The council, which voted 7-6 in favor of the proposal that Menino ended up vetoing, has a November deadline to come up with a new map, since any person running for a district council seat must be living in the district a year before the election. Members, after spending 16 months hashing out proposals, are eyeing Oct. 21 or Oct. 22 as a deadline to get a new proposal to Menino’s desk.
“It’s going to be hard,” City Council President Stephen Murphy said Tuesday, calling for more participation in the process from fellow councillors.
Those who said “no” to the Linehan map expressed relief over the mayor’s veto. “I am grateful Mayor Menino vetoed the redistricting map,” City Councillor At-Large Felix Arroyo, one of the six who voted against it, said in a statement. “I voted against the map because I believed we could do better.

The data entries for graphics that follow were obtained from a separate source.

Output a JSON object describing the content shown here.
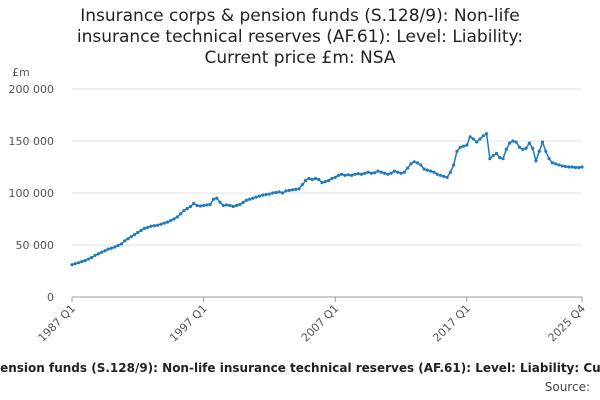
{
  "chart_data": {
    "type": "line",
    "title": "Insurance corps & pension funds (S.128/9): Non-life insurance technical reserves (AF.61): Level: Liability: Current price £m: NSA",
    "y_unit": "£m",
    "source": "Source:",
    "color": "#1f7abd",
    "grid": true,
    "ylim": [
      0,
      200000
    ],
    "yticks": [
      0,
      {
        "value": 50000,
        "label": "50 000"
      },
      {
        "value": 100000,
        "label": "100 000"
      },
      {
        "value": 150000,
        "label": "150 000"
      },
      {
        "value": 200000,
        "label": "200 000"
      }
    ],
    "categories": [
      "1987 Q1",
      null,
      null,
      null,
      null,
      null,
      null,
      null,
      null,
      null,
      null,
      null,
      null,
      null,
      null,
      null,
      null,
      null,
      null,
      null,
      null,
      null,
      null,
      null,
      null,
      null,
      null,
      null,
      null,
      null,
      null,
      null,
      null,
      null,
      null,
      null,
      null,
      null,
      null,
      null,
      "1997 Q1",
      null,
      null,
      null,
      null,
      null,
      null,
      null,
      null,
      null,
      null,
      null,
      null,
      null,
      null,
      null,
      null,
      null,
      null,
      null,
      null,
      null,
      null,
      null,
      null,
      null,
      null,
      null,
      null,
      null,
      null,
      null,
      null,
      null,
      null,
      null,
      null,
      null,
      null,
      null,
      "2007 Q1",
      null,
      null,
      null,
      null,
      null,
      null,
      null,
      null,
      null,
      null,
      null,
      null,
      null,
      null,
      null,
      null,
      null,
      null,
      null,
      null,
      null,
      null,
      null,
      null,
      null,
      null,
      null,
      null,
      null,
      null,
      null,
      null,
      null,
      null,
      null,
      null,
      null,
      null,
      null,
      "2017 Q1",
      null,
      null,
      null,
      null,
      null,
      null,
      null,
      null,
      null,
      null,
      null,
      null,
      null,
      null,
      null,
      null,
      null,
      null,
      null,
      null,
      null,
      null,
      null,
      null,
      null,
      null,
      null,
      null,
      null,
      null,
      null,
      null,
      null,
      null,
      "2025 Q4"
    ],
    "values": [
      31000,
      32000,
      33000,
      34000,
      35000,
      36500,
      38000,
      40000,
      41500,
      43000,
      44500,
      46000,
      47000,
      48000,
      49500,
      51000,
      54000,
      56000,
      58000,
      60000,
      62000,
      64000,
      66000,
      67000,
      68000,
      68500,
      69000,
      70000,
      71000,
      72000,
      73500,
      75000,
      77000,
      80000,
      83000,
      85000,
      87000,
      90000,
      88000,
      87500,
      88000,
      88500,
      89000,
      94000,
      95000,
      91000,
      88000,
      88500,
      88000,
      87000,
      88000,
      89000,
      91000,
      93000,
      94000,
      95000,
      96000,
      97000,
      98000,
      98500,
      99000,
      100000,
      100500,
      101000,
      100000,
      102000,
      102500,
      103000,
      103500,
      104000,
      108000,
      112000,
      114000,
      113000,
      114000,
      113000,
      110000,
      111000,
      112000,
      114000,
      115000,
      117000,
      118000,
      117000,
      117500,
      117000,
      118000,
      118500,
      118000,
      119000,
      120000,
      119000,
      119500,
      121000,
      120000,
      119000,
      118000,
      119000,
      121000,
      120000,
      119000,
      120000,
      124000,
      128000,
      130000,
      129000,
      127000,
      123000,
      122000,
      121000,
      120000,
      118000,
      117000,
      116000,
      115000,
      120000,
      127000,
      140000,
      144000,
      145000,
      146000,
      154000,
      152000,
      149000,
      152000,
      155000,
      157000,
      133000,
      136000,
      138000,
      134000,
      133000,
      142000,
      148000,
      150000,
      149000,
      144000,
      142000,
      143000,
      148000,
      143000,
      131000,
      140000,
      149000,
      140000,
      133000,
      129000,
      128000,
      127000,
      126000,
      125500,
      125000,
      125000,
      124500,
      124500,
      125000
    ]
  }
}
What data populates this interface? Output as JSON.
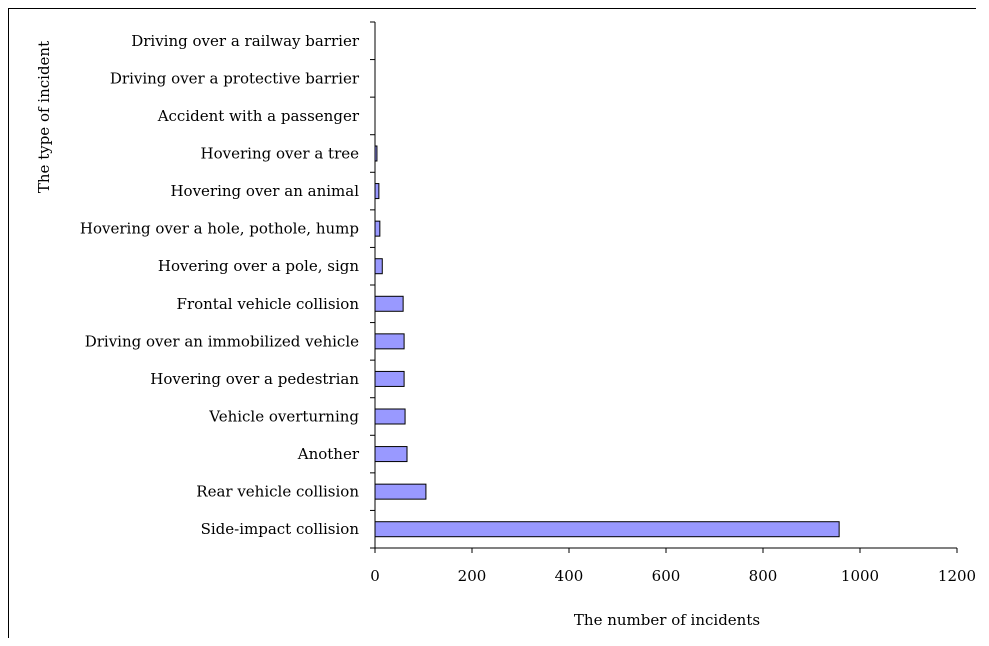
{
  "chart_data": {
    "type": "bar",
    "orientation": "horizontal",
    "categories": [
      "Side-impact collision",
      "Rear vehicle collision",
      "Another",
      "Vehicle overturning",
      "Hovering over a pedestrian",
      "Driving over an immobilized vehicle",
      "Frontal vehicle collision",
      "Hovering over a pole, sign",
      "Hovering over a hole, pothole, hump",
      "Hovering over an animal",
      "Hovering over a tree",
      "Accident with a passenger",
      "Driving over a protective barrier",
      "Driving over a railway barrier"
    ],
    "values": [
      957,
      105,
      66,
      62,
      60,
      60,
      58,
      15,
      10,
      8,
      4,
      0,
      0,
      0
    ],
    "xlabel": "The number of incidents",
    "ylabel": "The type of incident",
    "xlim": [
      0,
      1200
    ],
    "xticks": [
      "0",
      "200",
      "400",
      "600",
      "800",
      "1000",
      "1200"
    ],
    "grid": false,
    "colors": {
      "bar_fill": "#9999ff",
      "bar_stroke": "#000000"
    }
  }
}
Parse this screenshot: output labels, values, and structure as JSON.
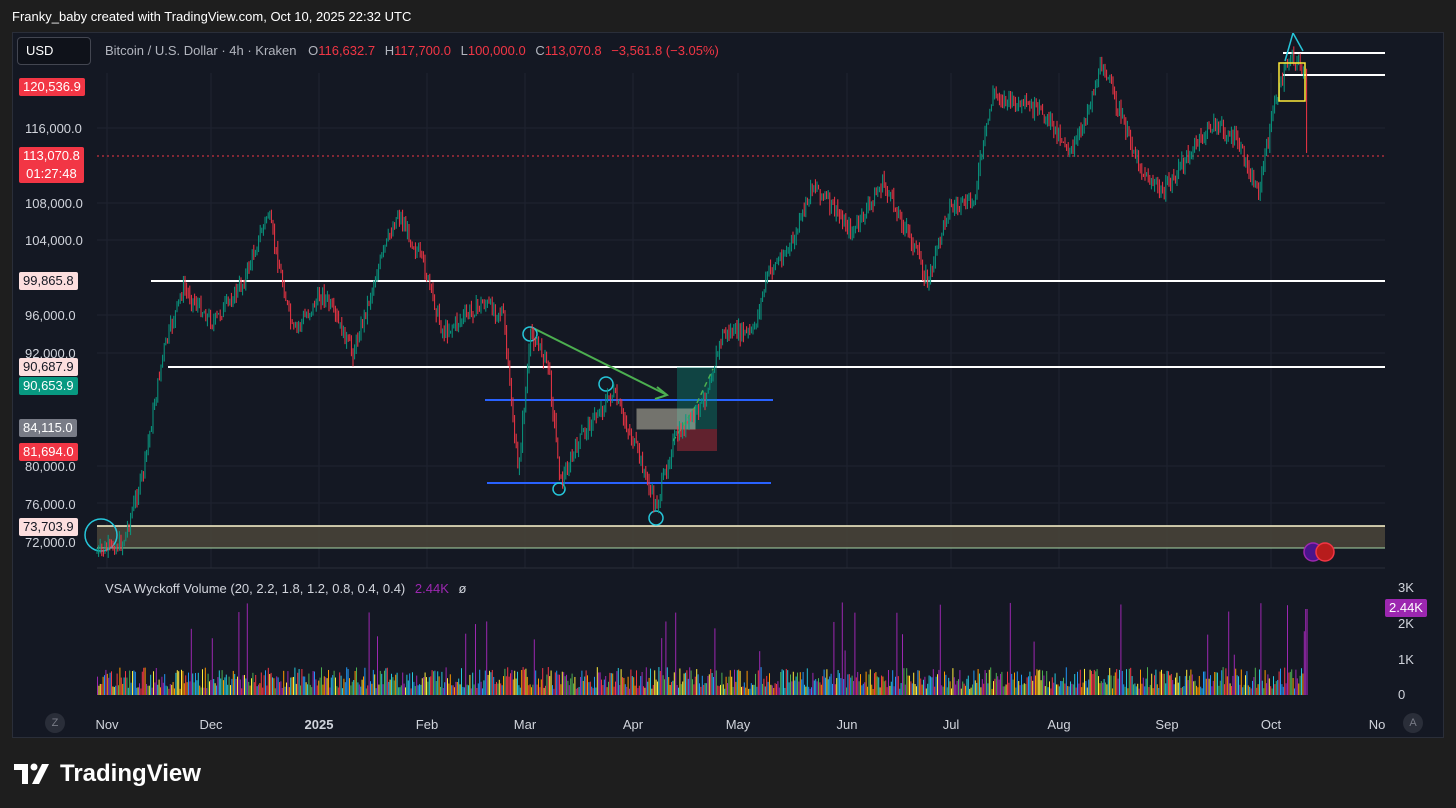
{
  "header": {
    "attribution": "Franky_baby created with TradingView.com, Oct 10, 2025 22:32 UTC"
  },
  "toolbar": {
    "currency": "USD"
  },
  "legend": {
    "symbol": "Bitcoin / U.S. Dollar · 4h · Kraken",
    "o_label": "O",
    "o_value": "116,632.7",
    "h_label": "H",
    "h_value": "117,700.0",
    "l_label": "L",
    "l_value": "100,000.0",
    "c_label": "C",
    "c_value": "113,070.8",
    "change": "−3,561.8 (−3.05%)"
  },
  "price_axis": [
    "116,000.0",
    "108,000.0",
    "104,000.0",
    "96,000.0",
    "92,000.0",
    "80,000.0",
    "76,000.0",
    "72,000.0"
  ],
  "price_tags": [
    {
      "value": "120,536.9",
      "bg": "#f23645",
      "fg": "#ffffff"
    },
    {
      "value": "113,070.8",
      "sub": "01:27:48",
      "bg": "#f23645",
      "fg": "#ffffff"
    },
    {
      "value": "99,865.8",
      "bg": "#fcdede",
      "fg": "#131722"
    },
    {
      "value": "90,687.9",
      "bg": "#fcdede",
      "fg": "#131722"
    },
    {
      "value": "90,653.9",
      "bg": "#089981",
      "fg": "#ffffff"
    },
    {
      "value": "84,115.0",
      "bg": "#787b86",
      "fg": "#ffffff"
    },
    {
      "value": "81,694.0",
      "bg": "#f23645",
      "fg": "#ffffff"
    },
    {
      "value": "73,703.9",
      "bg": "#fcdede",
      "fg": "#131722"
    }
  ],
  "time_axis": [
    "Nov",
    "Dec",
    "2025",
    "Feb",
    "Mar",
    "Apr",
    "May",
    "Jun",
    "Jul",
    "Aug",
    "Sep",
    "Oct",
    "No"
  ],
  "volume": {
    "title": "VSA Wyckoff Volume (20, 2.2, 1.8, 1.2, 0.8, 0.4, 0.4)",
    "value": "2.44K",
    "extra": "ø",
    "axis": [
      "3K",
      "2K",
      "1K",
      "0"
    ],
    "current_tag": "2.44K"
  },
  "buttons": {
    "z": "Z",
    "a": "A"
  },
  "footer": {
    "brand": "TradingView"
  },
  "colors": {
    "up": "#089981",
    "down": "#f23645",
    "bg": "#141823",
    "purple": "#9c27b0"
  }
}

This is an opportunity to pass a map that best reflects our City and ensures everyone can have a voice in our government.”
City Councillor At-Large Ayanna Pressley, another opponent of the map who, like Arroyo, was down in Charlotte for the Democratic National Convention, took to Twitter, the social networking site, hours after the veto was announced. “I am glad to hear that Mayor Menino vetoed the redistricting plan,” Pressley said. “Back to work.”
District 7 City Councillor Tito Jackson said councillors should take another look at his map, which moves around fewer precincts than the Linehan map, which relocates the Polish Triangle (Ward 7’s Precincts 8 and 9) into District 3 and hands over Lower Mills precincts (Ward 17’s Precincts 12 and 14) to District 4. District 3, represented by Frank Baker, who voted for the proposal, also gains Ward 7, Precinct 7, which includes Carson Beach, and Ward 7, Precinct 10 and Ward 13, Precinct 5.
Yancey praised Menino’s veto, but remained adamant about placing Mattapan all in one district, which has put him at odds with activists and his colleagues. “Mattapan has to be reunited,” he said.